• Tidak ada hasil yang ditemukan

BAB II ANALISIS TOKOH DAN PENOKOHAN NOVEL REALITA

2.2 Tokoh Antagonis

Tokoh antagonis adalah tokoh yang bertentangan dengan tokoh protagonis. Tokoh utama antagonis dalam novel ini adalah ayah Ipang dan Pak Margo karena kedua tokoh ini yang menjadi penyebab munculnya konflik baik secara langsung maupun tak langsung, bersifat fisik maupun batin.

2.2.1 Ayah Ipang

Tokoh utama antagonisnya adalah ayah Ipang karena ia mengalami konflik dengan Ipang.
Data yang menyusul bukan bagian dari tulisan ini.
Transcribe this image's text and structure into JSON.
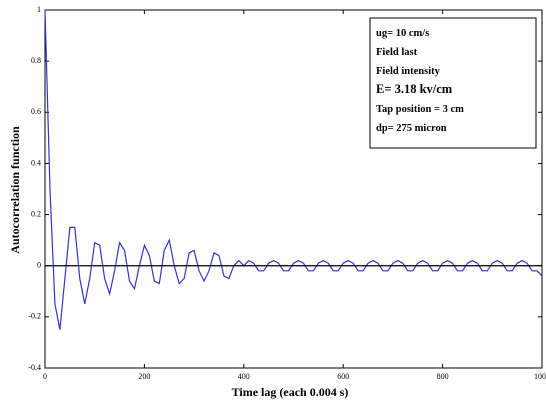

Ayah Ipang merupakan dosen dari salah satu universitas ternama di Jakarta. Baginya masalah pendidikan adalah hal yang sangat penting untuk diperhatikan. Oleh karena itulah ia sangat keras mendidik Ipang agar menjadi anak yang berprestasi di sekolahnya. Namun tanpa disengaja ia justru menekan Ipang dengan ambisinya tersebut. Ipang berontak dan hidup sesukanya, tak lagi perduli pada ambisi ayahnya. Konflik pun muncul, sikap Ipang yang memberontak menyebabkan kemarahan ayahnya memuncak dan terbongkarlah

identitas dirinya yang sebenarnya yaitu bahwa Ipang bukanlah anak kandung kedua orang tuanya.

(19) “Tapi kenapa Papa gak bisa cocok sama Ipang? Aneh sekali, menurutku seharusnya Papa sebagai seorang pendidik bisa melakukan pendekatan yang berbeda pada Ipang.”

“ Karena kamu terlalu memanjakannya, Ma!”

“ Tidak. Itu lebih karena Papa terlalu keras pada Ipang!”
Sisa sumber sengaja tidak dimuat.